Na de uitgang kom ik over een pad met aan weerszijden honderden beelden van mannen. Het blijken de vijfhonderd discipelen van Boeddha voor te stellen, een bonte verzameling persoonlijkheden waarvan er geen een dezelfde is. Heel bijzonder!
Nu moet ik een keuze maken: links naar de kabelbaan of rechts met de benenwagen. Ik besluit dat ik de berg nog wel af kan lopen en huppel naar beneden richting, Daikō-ji, tempel 67. Om die voor vijven te kunnen halen, moet ik bijna gaan rennen, wat niet echt lekker is met een rugzak. Ik logeer niet al te ver van deze tempel en besluit dat ik altijd de volgende dag nog even kan teruglopen als het niet lukt.

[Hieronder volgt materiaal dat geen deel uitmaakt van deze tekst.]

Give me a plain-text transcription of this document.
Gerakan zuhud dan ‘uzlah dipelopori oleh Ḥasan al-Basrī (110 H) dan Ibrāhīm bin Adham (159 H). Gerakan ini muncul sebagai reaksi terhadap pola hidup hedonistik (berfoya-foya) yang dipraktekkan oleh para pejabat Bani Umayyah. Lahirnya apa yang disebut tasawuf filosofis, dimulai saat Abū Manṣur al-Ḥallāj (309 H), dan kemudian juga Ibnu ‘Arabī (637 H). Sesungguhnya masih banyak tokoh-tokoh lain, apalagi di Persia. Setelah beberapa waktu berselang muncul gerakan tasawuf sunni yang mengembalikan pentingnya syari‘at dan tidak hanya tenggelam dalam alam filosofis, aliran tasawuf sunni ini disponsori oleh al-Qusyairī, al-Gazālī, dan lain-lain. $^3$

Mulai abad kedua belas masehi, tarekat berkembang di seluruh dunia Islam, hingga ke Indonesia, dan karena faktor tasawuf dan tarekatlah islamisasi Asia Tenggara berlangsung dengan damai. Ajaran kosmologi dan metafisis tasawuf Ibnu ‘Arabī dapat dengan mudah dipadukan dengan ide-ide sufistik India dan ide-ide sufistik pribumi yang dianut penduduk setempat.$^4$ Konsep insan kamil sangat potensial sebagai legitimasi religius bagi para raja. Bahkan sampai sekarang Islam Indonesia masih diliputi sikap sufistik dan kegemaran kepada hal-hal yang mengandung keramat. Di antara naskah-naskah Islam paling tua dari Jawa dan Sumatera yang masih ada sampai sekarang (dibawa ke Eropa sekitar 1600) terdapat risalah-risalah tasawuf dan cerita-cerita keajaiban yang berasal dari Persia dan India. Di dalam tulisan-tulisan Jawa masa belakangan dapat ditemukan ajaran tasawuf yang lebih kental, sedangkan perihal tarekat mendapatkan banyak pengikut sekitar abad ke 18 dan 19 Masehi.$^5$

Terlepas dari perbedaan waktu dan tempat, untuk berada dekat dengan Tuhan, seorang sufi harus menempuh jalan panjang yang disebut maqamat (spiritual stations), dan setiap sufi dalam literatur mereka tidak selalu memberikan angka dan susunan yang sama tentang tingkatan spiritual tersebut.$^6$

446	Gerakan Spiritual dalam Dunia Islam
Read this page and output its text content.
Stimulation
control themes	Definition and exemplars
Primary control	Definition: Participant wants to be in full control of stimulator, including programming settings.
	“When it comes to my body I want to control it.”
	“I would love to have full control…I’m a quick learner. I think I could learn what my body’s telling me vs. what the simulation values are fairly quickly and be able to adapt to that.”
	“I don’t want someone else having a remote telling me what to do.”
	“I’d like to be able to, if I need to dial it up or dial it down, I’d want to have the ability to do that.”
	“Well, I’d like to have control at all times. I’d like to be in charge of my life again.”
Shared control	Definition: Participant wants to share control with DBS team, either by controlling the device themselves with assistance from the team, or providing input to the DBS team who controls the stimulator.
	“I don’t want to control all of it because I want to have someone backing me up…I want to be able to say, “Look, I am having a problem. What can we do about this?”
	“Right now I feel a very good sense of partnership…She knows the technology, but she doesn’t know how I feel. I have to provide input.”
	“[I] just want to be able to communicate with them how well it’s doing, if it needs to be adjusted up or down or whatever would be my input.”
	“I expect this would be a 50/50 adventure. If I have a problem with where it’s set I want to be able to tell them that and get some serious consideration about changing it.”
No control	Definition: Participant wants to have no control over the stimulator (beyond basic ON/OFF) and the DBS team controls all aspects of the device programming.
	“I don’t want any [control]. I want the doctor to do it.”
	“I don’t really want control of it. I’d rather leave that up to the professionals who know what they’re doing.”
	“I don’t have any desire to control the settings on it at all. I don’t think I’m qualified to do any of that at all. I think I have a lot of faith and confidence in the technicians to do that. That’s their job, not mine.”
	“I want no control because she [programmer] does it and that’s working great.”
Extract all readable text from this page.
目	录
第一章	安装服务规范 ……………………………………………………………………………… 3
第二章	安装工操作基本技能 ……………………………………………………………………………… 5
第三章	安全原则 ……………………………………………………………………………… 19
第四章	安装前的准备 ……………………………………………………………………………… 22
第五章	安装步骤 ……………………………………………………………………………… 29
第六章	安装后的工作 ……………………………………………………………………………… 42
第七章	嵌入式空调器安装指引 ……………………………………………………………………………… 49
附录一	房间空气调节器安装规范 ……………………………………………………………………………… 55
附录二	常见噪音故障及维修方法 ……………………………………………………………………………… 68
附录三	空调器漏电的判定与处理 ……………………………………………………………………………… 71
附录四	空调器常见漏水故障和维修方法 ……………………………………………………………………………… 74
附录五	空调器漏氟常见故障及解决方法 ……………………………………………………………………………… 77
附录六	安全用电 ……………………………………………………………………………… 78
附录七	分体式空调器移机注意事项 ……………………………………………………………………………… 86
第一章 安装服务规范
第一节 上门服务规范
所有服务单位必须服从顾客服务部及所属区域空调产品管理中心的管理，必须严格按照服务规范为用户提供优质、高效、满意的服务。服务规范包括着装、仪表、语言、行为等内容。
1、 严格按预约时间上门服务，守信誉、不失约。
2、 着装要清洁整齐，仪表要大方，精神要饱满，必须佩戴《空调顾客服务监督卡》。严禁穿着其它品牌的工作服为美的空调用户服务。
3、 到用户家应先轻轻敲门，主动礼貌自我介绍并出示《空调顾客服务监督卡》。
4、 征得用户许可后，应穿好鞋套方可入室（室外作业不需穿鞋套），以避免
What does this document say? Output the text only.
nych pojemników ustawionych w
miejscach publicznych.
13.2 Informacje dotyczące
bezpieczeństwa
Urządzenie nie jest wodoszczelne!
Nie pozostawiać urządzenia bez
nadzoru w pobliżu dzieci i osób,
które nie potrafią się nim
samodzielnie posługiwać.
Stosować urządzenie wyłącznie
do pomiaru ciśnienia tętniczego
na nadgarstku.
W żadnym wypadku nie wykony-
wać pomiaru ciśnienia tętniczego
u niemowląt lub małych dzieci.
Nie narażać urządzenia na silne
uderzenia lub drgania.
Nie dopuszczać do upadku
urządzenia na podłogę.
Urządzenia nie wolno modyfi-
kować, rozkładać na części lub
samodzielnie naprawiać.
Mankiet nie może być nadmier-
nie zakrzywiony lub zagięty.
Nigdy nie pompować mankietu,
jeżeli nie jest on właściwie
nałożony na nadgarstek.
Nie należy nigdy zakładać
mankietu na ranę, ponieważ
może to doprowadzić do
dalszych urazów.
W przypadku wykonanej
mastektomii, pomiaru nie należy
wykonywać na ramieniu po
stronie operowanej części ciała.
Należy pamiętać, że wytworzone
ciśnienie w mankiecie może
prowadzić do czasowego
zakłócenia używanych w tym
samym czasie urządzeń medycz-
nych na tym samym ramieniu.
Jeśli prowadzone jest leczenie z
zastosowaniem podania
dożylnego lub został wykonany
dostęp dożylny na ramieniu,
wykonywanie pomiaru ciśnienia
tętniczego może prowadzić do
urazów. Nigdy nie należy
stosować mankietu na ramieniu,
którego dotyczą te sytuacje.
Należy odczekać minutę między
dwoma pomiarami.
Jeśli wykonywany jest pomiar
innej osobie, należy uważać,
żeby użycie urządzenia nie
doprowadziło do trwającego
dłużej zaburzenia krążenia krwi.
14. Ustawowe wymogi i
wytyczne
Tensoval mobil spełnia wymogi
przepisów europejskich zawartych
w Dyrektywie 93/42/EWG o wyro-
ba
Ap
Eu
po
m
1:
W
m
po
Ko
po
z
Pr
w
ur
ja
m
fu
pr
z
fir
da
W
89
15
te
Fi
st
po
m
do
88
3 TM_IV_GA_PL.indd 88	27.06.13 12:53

Als ik aankom om vijf over vijf, is het loket nog geopend. Ik leg m’n stemeplrol en geld neer en verken het compacte maar mooie tempelcomplex. In een van de tempels is een monnik de dag aan het afsluiten met het reciteren van soetra’s. Magisch! Als hij even later het loket wil sluiten, sta ik voor zijn neus en smeek hem om een stempel. Hij kijkt me nors aan en wijst op de klok. ‘Ik weet het’, zeg ik, ‘maar het was een lange, zware dag’. Hij wrijft over z’n hart en tekent. Ik arrigato gozaimasu duizendmaal.
Na een dag van bijna zesendertig kilometer op de teller bereik ik m’n slaapplek. Morgen maar eens wat minder meters maken…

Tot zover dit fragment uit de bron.